Mr. Justice Jackson, dissenting, joined issue thus:
'We do not think (that the) validity (of the Board's order) can be impeached by showing that (the Attorney General) overinfluenced members of his own staff whose opinion in any event would be only advisory.' 347 U.S., at 270, 74 S.Ct. 504.
62 Stat. 1206, 8 U.S.C. § 155(c), now 8 U.S.C.A. § 1254(a)(1, 2).
This information is contained in a Department of Justice press release dated April 6, 1955, which appears in Accardi's supplemental brief. The Department has not denied this press release.
The Court of Appeals said:
'10. The Attorney General, on April 23, 1954, a few days after the Supreme Court's decision came down, issued instructions that the Board should not be influenced in its decisions by his 'program' but, in each case, should exercise independent judgment.

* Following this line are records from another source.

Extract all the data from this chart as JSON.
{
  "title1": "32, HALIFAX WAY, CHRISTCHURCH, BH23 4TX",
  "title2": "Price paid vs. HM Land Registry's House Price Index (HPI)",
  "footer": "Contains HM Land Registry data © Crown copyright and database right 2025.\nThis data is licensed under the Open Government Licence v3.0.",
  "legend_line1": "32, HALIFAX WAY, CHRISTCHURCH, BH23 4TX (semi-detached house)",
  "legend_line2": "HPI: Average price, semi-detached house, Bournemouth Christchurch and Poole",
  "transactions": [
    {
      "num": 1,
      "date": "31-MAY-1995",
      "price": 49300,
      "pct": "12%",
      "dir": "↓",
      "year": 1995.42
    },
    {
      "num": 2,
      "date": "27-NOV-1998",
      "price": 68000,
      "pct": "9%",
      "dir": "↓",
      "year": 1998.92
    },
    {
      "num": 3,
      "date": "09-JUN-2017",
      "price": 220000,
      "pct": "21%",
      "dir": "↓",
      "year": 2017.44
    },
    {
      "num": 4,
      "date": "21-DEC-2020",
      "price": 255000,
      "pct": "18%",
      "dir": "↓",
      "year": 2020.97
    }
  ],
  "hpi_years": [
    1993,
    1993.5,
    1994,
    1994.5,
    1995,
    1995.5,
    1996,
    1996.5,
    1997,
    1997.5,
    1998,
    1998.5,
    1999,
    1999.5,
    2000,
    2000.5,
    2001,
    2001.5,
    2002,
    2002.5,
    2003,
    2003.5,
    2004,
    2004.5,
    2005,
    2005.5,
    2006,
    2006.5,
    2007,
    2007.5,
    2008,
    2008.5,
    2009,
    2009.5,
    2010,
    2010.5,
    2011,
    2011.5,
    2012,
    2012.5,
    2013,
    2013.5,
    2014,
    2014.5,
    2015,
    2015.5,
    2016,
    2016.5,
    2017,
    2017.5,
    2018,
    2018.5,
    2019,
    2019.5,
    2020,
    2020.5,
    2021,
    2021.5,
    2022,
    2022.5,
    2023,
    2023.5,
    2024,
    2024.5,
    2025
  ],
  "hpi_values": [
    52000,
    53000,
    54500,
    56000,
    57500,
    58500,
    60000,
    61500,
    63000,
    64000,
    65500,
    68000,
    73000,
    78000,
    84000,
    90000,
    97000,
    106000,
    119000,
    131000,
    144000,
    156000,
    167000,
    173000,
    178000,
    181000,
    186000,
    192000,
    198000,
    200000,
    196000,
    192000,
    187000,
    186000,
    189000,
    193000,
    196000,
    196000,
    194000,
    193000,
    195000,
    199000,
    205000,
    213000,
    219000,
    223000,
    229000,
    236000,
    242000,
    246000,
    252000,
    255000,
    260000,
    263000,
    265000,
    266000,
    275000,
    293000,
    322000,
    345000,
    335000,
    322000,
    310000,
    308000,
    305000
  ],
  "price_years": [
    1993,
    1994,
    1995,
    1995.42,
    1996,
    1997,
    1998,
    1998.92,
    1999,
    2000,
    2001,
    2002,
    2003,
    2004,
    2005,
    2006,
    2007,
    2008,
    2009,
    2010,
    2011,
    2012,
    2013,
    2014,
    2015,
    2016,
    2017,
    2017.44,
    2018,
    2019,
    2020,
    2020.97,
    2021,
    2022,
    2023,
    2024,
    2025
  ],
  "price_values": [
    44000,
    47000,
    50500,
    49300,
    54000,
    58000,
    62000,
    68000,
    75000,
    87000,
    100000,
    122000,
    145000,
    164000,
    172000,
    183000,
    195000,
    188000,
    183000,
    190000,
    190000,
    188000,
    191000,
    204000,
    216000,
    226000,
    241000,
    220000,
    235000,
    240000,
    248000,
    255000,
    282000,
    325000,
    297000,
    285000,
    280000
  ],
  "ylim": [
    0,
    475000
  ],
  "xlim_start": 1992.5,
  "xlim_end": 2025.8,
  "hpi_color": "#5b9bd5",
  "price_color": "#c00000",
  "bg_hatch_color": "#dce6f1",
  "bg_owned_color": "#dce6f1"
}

'11. Accardi must be released from custody unless, within a reasonable time, the Board, under those new instructions, holds a new hearing and renders a new decision on his application for discretionary relief. Although the Board has already found that he has a good moral character, he should have the opportunity at the new hearing to offer evidence that he is not and never has been a racketeer. For it may be that, in so characterizing Accardi, the Attorney General has confused him with someone else of the same name.' 219 F.2d 77, 83.